Il Consiglio d’Europa nel 1972 adottò l’Ode alla gioia, quarto movimento della Nona Sinfonia di Beethoven, come proprio inno ed Herbert von Karajan scrisse all’uopo tre adattamenti strumentali. Nel 1985 è divenuto l’inno dell’Unione Europea, senza parole, nel linguaggio universale della musica. All’Arena di Verona, durante l’esecuzione della IX, hanno significativamente fatto da sfondo chiese o monumenti italiani europei e oltre, nonché le piazze affollate di gente, grazie alle immagini messe a disposizione dalla Fondazione Alinari per la Fotografia, un archivio tra i più vasti e famosi al mondo, il cui patrimonio analogico consta di 5.020.916 beni fotografici,numerosi dei quali unici, dal 1840 a oggi. L’archivio nel febbraio di quest’anno ha trovato sede nella storica Villa Fabbricotti a Firenze (vedi approfondimento dettagliato DeArtes qui).

Un contributo visivo sostanziale per amplificare il messaggio musicale di abbraccio tra i popoli, di pace fratellanza serenità, e di rinascita dell’Italia e dell’Europa. In particolare del ritorno alla vita del teatro dello spettacolo e della musica, dopo il buio della pandemia che getta ancora ombre sul futuro ma che finalmente lascia intravedere uno sprazzo di luce. Al chiarore di una suggestiva luna piena che ha emanato un’aura magica sopra l’anfiteatro all’aperto, è risuonata la celeberrima sinfonia che Beethoven scrisse tra il 1822 e il 1824. Una composizione per l’epoca rivoluzionaria, dove il genio di Bonn sperimentò un nuovo uso dei temi coinvolgendo un organico imponente, e introdusse un messaggio extramusicale, il testo dell’Ode alla gioia di Friedrich Schiller (1759-1805), affidato a quattro solisti e coro.

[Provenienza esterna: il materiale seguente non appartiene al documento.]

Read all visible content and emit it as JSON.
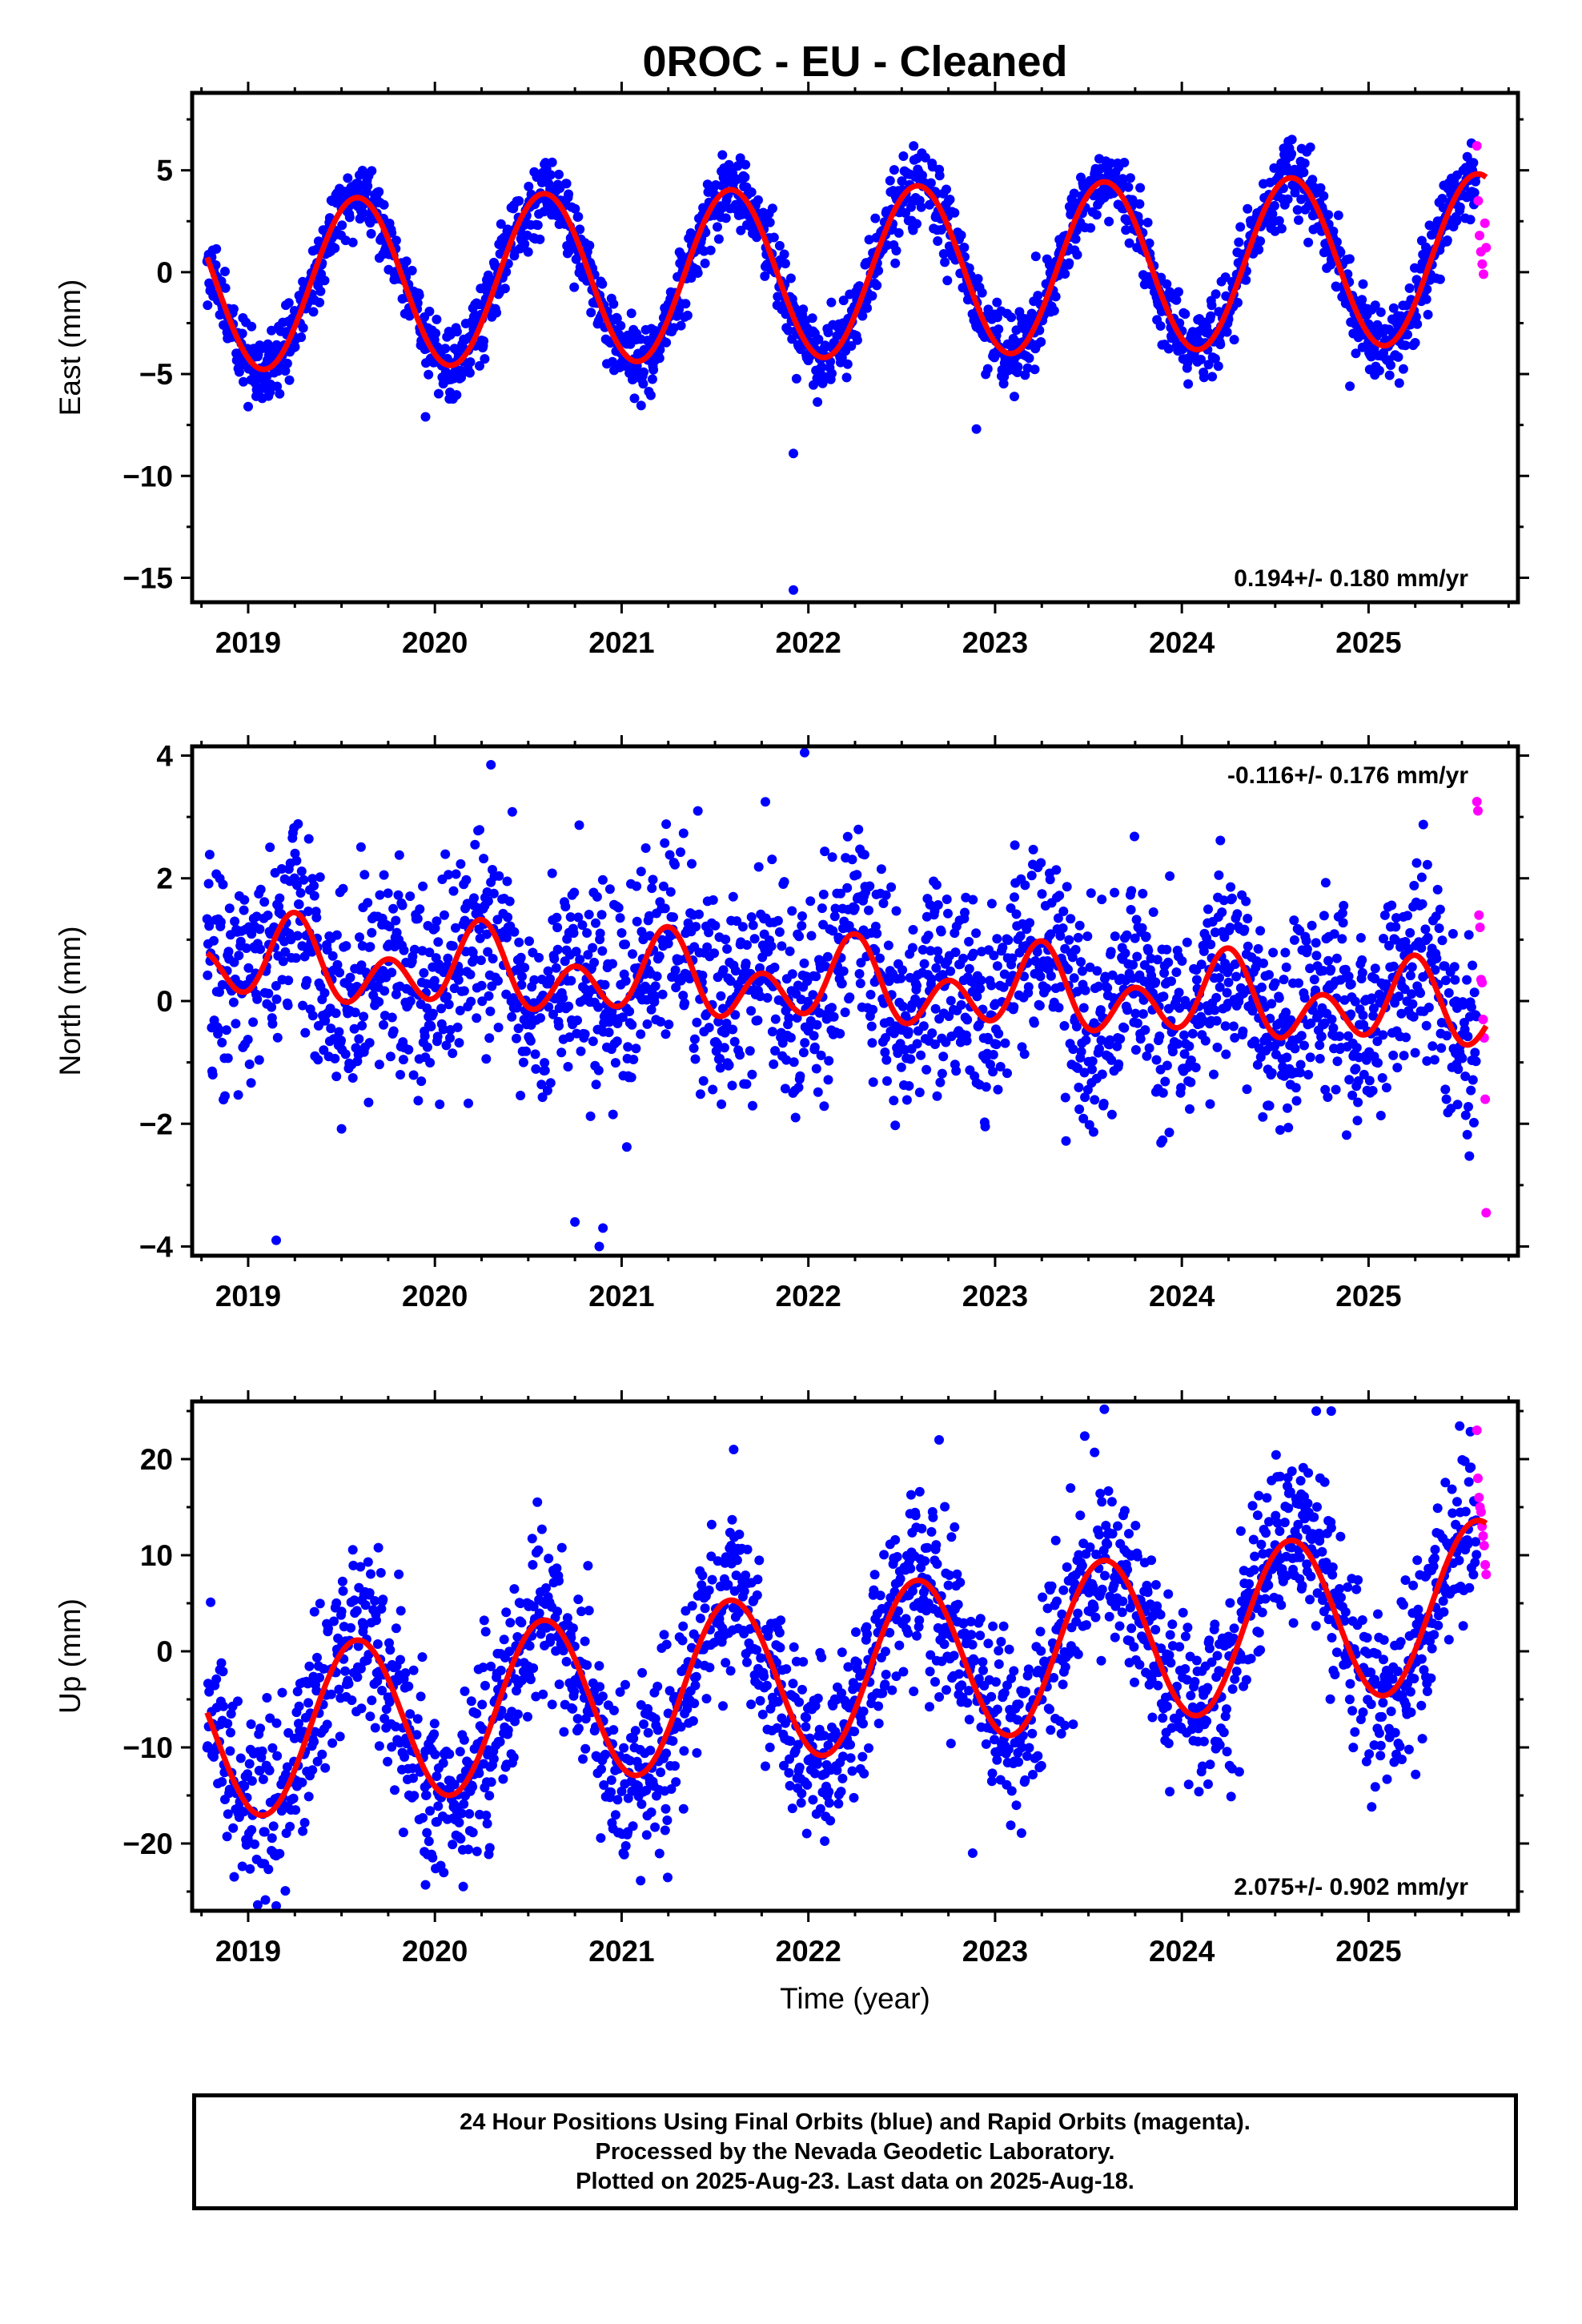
{
  "title": "0ROC  - EU - Cleaned",
  "colors": {
    "final": "#0000ff",
    "rapid": "#ff00ff",
    "model": "#ff0000"
  },
  "chart_data": [
    {
      "type": "scatter",
      "ylabel": "East (mm)",
      "xlabel": "",
      "xlim": [
        2018.7,
        2025.8
      ],
      "ylim": [
        -16.2,
        8.8
      ],
      "xticks": [
        2019,
        2020,
        2021,
        2022,
        2023,
        2024,
        2025
      ],
      "xtick_labels": [
        "2019",
        "2020",
        "2021",
        "2022",
        "2023",
        "2024",
        "2025"
      ],
      "yticks": [
        5,
        0,
        -5,
        -10,
        -15
      ],
      "ytick_labels": [
        "5",
        "0",
        "−5",
        "−10",
        "−15"
      ],
      "rate": "0.194+/- 0.180 mm/yr",
      "rate_position": "bottom-right",
      "data_span": [
        2018.78,
        2025.63
      ],
      "rapid_start": 2025.58,
      "model": {
        "mean": 0.0,
        "trend": 0.194,
        "sin1": -2.1,
        "cos1": -3.6,
        "sin2": 0.0,
        "cos2": 0.0
      },
      "noise": 0.9,
      "rapid_values": [
        6.2,
        3.5,
        1.8,
        1.0,
        0.4,
        -0.1,
        2.4,
        1.2
      ],
      "outliers": [
        [
          2021.92,
          -8.9
        ],
        [
          2021.92,
          -15.6
        ],
        [
          2022.9,
          -7.7
        ],
        [
          2019.0,
          -6.6
        ],
        [
          2019.95,
          -7.1
        ],
        [
          2024.9,
          -5.6
        ]
      ]
    },
    {
      "type": "scatter",
      "ylabel": "North (mm)",
      "xlabel": "",
      "xlim": [
        2018.7,
        2025.8
      ],
      "ylim": [
        -4.15,
        4.15
      ],
      "xticks": [
        2019,
        2020,
        2021,
        2022,
        2023,
        2024,
        2025
      ],
      "xtick_labels": [
        "2019",
        "2020",
        "2021",
        "2022",
        "2023",
        "2024",
        "2025"
      ],
      "yticks": [
        4,
        2,
        0,
        -2,
        -4
      ],
      "ytick_labels": [
        "4",
        "2",
        "0",
        "−2",
        "−4"
      ],
      "rate": "-0.116+/- 0.176 mm/yr",
      "rate_position": "top-right",
      "data_span": [
        2018.78,
        2025.63
      ],
      "rapid_start": 2025.58,
      "model": {
        "mean": 0.25,
        "trend": -0.116,
        "sin1": 0.35,
        "cos1": 0.05,
        "sin2": 0.0,
        "cos2": -0.5
      },
      "noise": 0.85,
      "rapid_values": [
        3.25,
        3.1,
        1.4,
        1.2,
        0.35,
        0.3,
        -0.3,
        -0.6,
        -1.6,
        -3.45
      ],
      "outliers": [
        [
          2020.3,
          3.85
        ],
        [
          2021.98,
          4.05
        ],
        [
          2019.15,
          -3.9
        ],
        [
          2020.88,
          -4.0
        ],
        [
          2020.75,
          -3.6
        ],
        [
          2020.9,
          -3.7
        ]
      ]
    },
    {
      "type": "scatter",
      "ylabel": "Up (mm)",
      "xlabel": "Time (year)",
      "xlim": [
        2018.7,
        2025.8
      ],
      "ylim": [
        -27.0,
        26.0
      ],
      "xticks": [
        2019,
        2020,
        2021,
        2022,
        2023,
        2024,
        2025
      ],
      "xtick_labels": [
        "2019",
        "2020",
        "2021",
        "2022",
        "2023",
        "2024",
        "2025"
      ],
      "yticks": [
        20,
        10,
        0,
        -10,
        -20
      ],
      "ytick_labels": [
        "20",
        "10",
        "0",
        "−10",
        "−20"
      ],
      "rate": "2.075+/- 0.902 mm/yr",
      "rate_position": "bottom-right",
      "data_span": [
        2018.78,
        2025.63
      ],
      "rapid_start": 2025.58,
      "model": {
        "mean": -2.0,
        "trend": 2.075,
        "sin1": -4.2,
        "cos1": -7.5,
        "sin2": 0.0,
        "cos2": 0.0
      },
      "noise": 4.5,
      "rapid_values": [
        23.0,
        18.0,
        16.0,
        15.0,
        14.5,
        13.0,
        12.0,
        11.0,
        9.0,
        8.0
      ],
      "outliers": [
        [
          2019.15,
          -26.5
        ],
        [
          2019.95,
          -24.3
        ],
        [
          2021.6,
          21.0
        ],
        [
          2022.7,
          22.0
        ],
        [
          2023.48,
          22.4
        ],
        [
          2024.72,
          25.0
        ],
        [
          2024.8,
          25.0
        ],
        [
          2022.88,
          -21.0
        ]
      ]
    }
  ],
  "footer": {
    "line1": "24 Hour Positions Using Final Orbits (blue) and Rapid Orbits (magenta).",
    "line2": "Processed by the Nevada Geodetic Laboratory.",
    "line3": "Plotted on 2025-Aug-23. Last data on 2025-Aug-18."
  }
}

La serata ha avuto inizio in un clima di commozione. Questo Gala infatti, previsto lo scorso anno in occasione del 250° anniversario della nascita del compositore e poi rinviato causa covid, avrebbe dovuto essere diretto da Ezio Bosso, prematuramente mancato nel 2020 (vedi ricordo DeArtes qui) e che, dai ledwall, ha mandato un postumo messaggio d’amore, universale e immortale, nei confronti della musica. E qui sorge spontanea una riflessione sulle agghiaccianti notizie d’attualità provenienti dall’Afghanistan, dove il regime totalitario che ha preso il potere, tra i primi atti, ha vietato la musica: un mezzo di comunicazione e di pace evidentemente più forte e temuto delle convenzionali armi da guerra.

L’eredità di Ezio Bosso sbarca anche alla Mostra del Cinema di Venezia, in un film-documentario intitolato “Le cose che restano” (vedi notizia DeArtes qui) mentre all’Arena ha rappresentato un ideale passaggio di testimone tra l’indimenticato Maestro e le nuove generazioni. Nello specifico, tra Bosso e la giovane Erina Yashima salita sul podio direttoriale in questa occasione.

È doveroso innanzitutto menzionare il Coro areniano, formato da professionisti che hanno dato prova del loro alto valore, sia tecnico che interpretativo, mirabilmente affinato sotto la guida di Vito Lombardi, e che ha trovato spazio sul palco. Era invece in buca l’Orchestra della Fondazione Arena, che ha saputo ben destreggiarsi tra i repentini cambi di atmosfere – d’attesa, di eroismo, di contemplazione, di gioia – sperimentati da Beethoven. L’Orchestra si è adoperata innanzitutto, intelligentemente, per trovare una sintonia con il Maestro Erina Yashima, salita per la prima volta sul podio areniano, impegnativo sotto molteplici aspetti. La giovane direttrice tedesca di origini giapponesi, attualmente attiva in ambiti internazionali prestigiosi, ha riposto attenzione alla correttezza dell’esecuzione, al rispetto del dettato beethoveniano, che è elemento indispensabile ma non di per sé esaustivo. Dopo un inizio fin troppo controllato, come per tastare il terreno, poco alla volta è emersa anche la personalità direttoriale di Yashima, culminata in un movimento finale più che dignitoso.

Di razza le voci soliste del soprano Ruth Iniesta, del mezzosoprano Daniela Barcellona, del tenore Saimir Pirgu, del basso Michele Pertusi, i quali hanno ottimamente risolto il dettato non particolarmente rigoglioso che il genio di Bonn ha loro riservato, avvalendosi della propria esperienza e di doti personali d’eccellenza.

Il messaggio universale di fratellanza è arrivato, forte e chiaro, librandosi dall’anfiteatro verso più grandi distanze perché – è la speranza – possa essere udito da tutti.